TD: My advice to other filmmakers is simple. Never give up. If you have a burning desire to tell a story, that fire will never be extinguished until the story is told. You will be thinking about it 24/7, and that’s a good thing. Live it, breathe it, know it inside out. Let it become an obsession. That passion and desire is exactly what you need to succeed in telling and sharing your story. Every year, millions of people are deterred from following their dreams for one reason or another — usually because of a fear of failure. Passion is like a magnet and if you want to tell your story, you must project that passion in order to get other people as excited about telling it as you are. The other tip is to have a great script. It sounds obvious, but make sure you have a strong blueprint for your film. It’s much easier to get motivated by a good story, whether you’re a director, producer, actor or cinematographer. Get feedback from people who know what they’re talking about, make it better and don’t settle for a good script when it can be great.

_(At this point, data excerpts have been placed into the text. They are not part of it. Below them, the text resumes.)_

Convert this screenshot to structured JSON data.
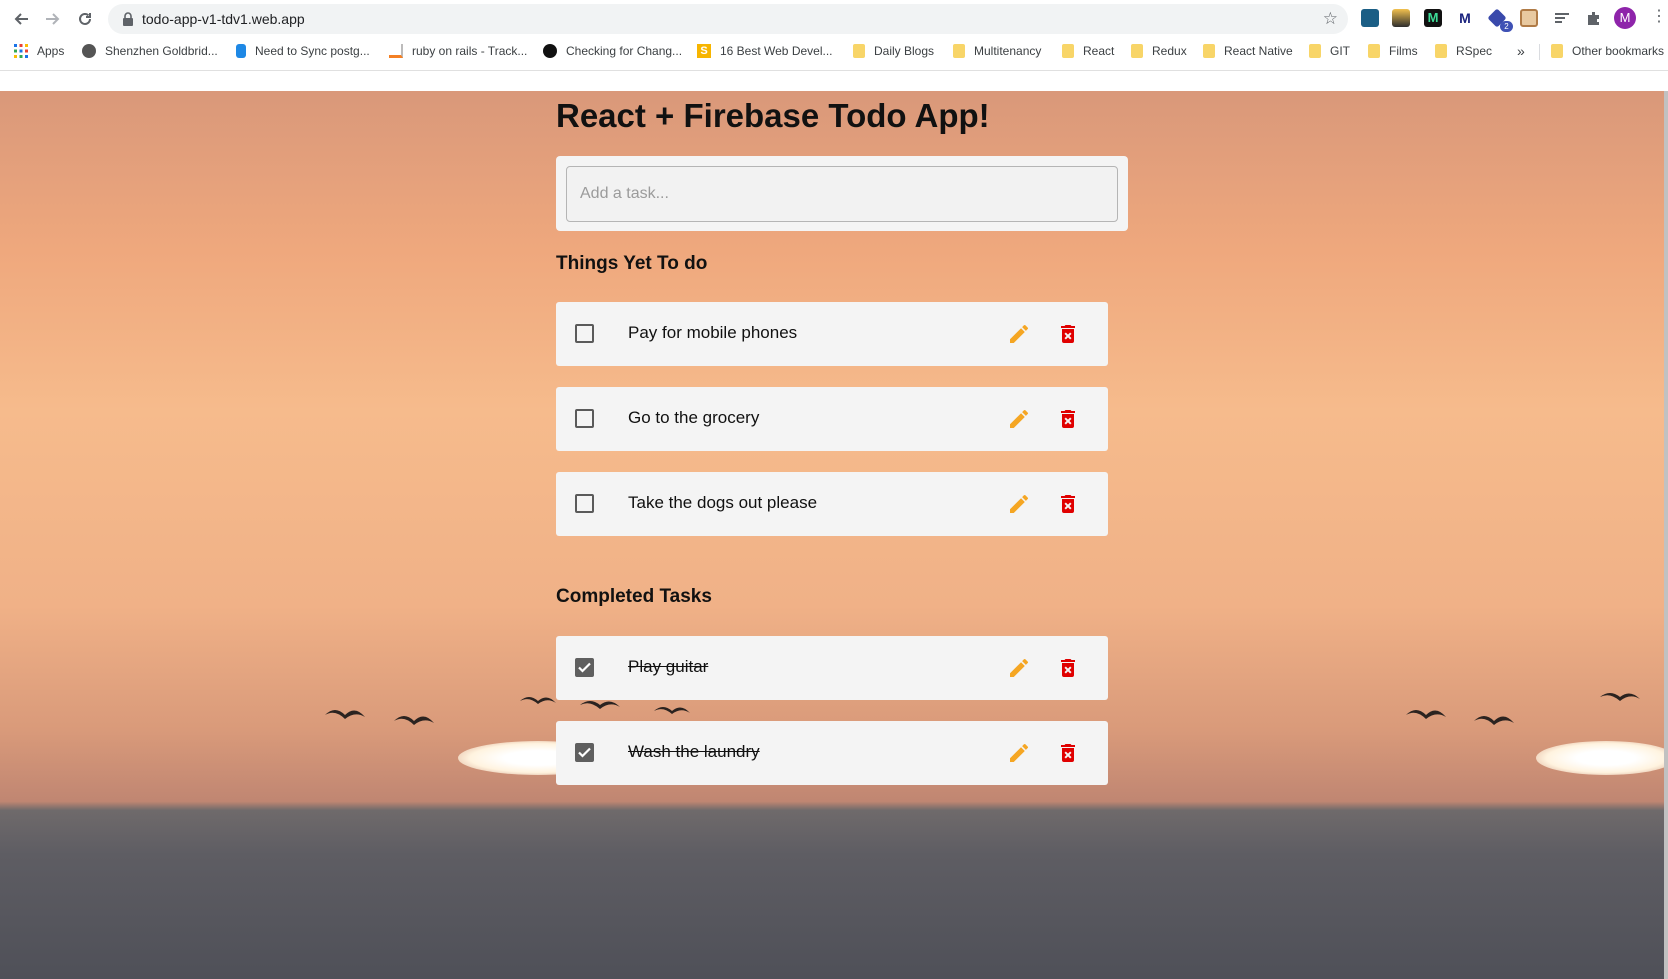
{
  "browser": {
    "url": "todo-app-v1-tdv1.web.app",
    "extension_badge": "2",
    "profile_initial": "M",
    "bookmarks": [
      {
        "label": "Apps",
        "icon": "apps-grid-icon"
      },
      {
        "label": "Shenzhen Goldbrid...",
        "icon": "globe-icon"
      },
      {
        "label": "Need to Sync postg...",
        "icon": "database-icon"
      },
      {
        "label": "ruby on rails - Track...",
        "icon": "stackoverflow-icon"
      },
      {
        "label": "Checking for Chang...",
        "icon": "github-icon"
      },
      {
        "label": "16 Best Web Devel...",
        "icon": "site-s-icon"
      },
      {
        "label": "Daily Blogs",
        "icon": "folder-icon"
      },
      {
        "label": "Multitenancy",
        "icon": "folder-icon"
      },
      {
        "label": "React",
        "icon": "folder-icon"
      },
      {
        "label": "Redux",
        "icon": "folder-icon"
      },
      {
        "label": "React Native",
        "icon": "folder-icon"
      },
      {
        "label": "GIT",
        "icon": "folder-icon"
      },
      {
        "label": "Films",
        "icon": "folder-icon"
      },
      {
        "label": "RSpec",
        "icon": "folder-icon"
      }
    ],
    "overflow_label": "»",
    "other_bookmarks": "Other bookmarks"
  },
  "app": {
    "title": "React + Firebase Todo App!",
    "input_placeholder": "Add a task...",
    "pending_heading": "Things Yet To do",
    "completed_heading": "Completed Tasks",
    "pending": [
      {
        "text": "Pay for mobile phones",
        "done": false
      },
      {
        "text": "Go to the grocery",
        "done": false
      },
      {
        "text": "Take the dogs out please",
        "done": false
      }
    ],
    "completed": [
      {
        "text": "Play guitar",
        "done": true
      },
      {
        "text": "Wash the laundry",
        "done": true
      }
    ]
  },
  "colors": {
    "edit_icon": "#f5a623",
    "delete_icon": "#e00000",
    "card_bg": "#f4f4f4",
    "profile_avatar": "#8e24aa"
  }
}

GD: What is your wish in regard to what you hope viewers take away from this film?

TD: I hope audiences are moved by the personal, emotional story at the heart of the film. We have made a tearjerker that we’re incredibly proud of because it moves people to tears without being overly sentimental. It’s a fine balancing act that I believe we got right in all the ways we intended. Now more than ever, we’re in desperate need of inspiring, uplifting stories to give hope and motivate positive change in the world. In recent movies, we’re bombarded with superhero franchises, but what we hope to show in ‘Wish Man’ is that heroes are ordinary, everyday people who spread kindness and goodwill. Whether you’re paying it forward or giving back, one simple act of kindness can have a ripple effect to change the world.

The World Premiere of Wish Man will be on June 4 at the Egyptian Theater in Hollywood, with two screenings in San Diego and Phoenix on June 5 and June 6. The film is due out nationwide June 7 in select theaters.

I’m at the crossroads of my life, and I’m choosing which path to take—a new path of hope, dreams, and everything that is good in this world.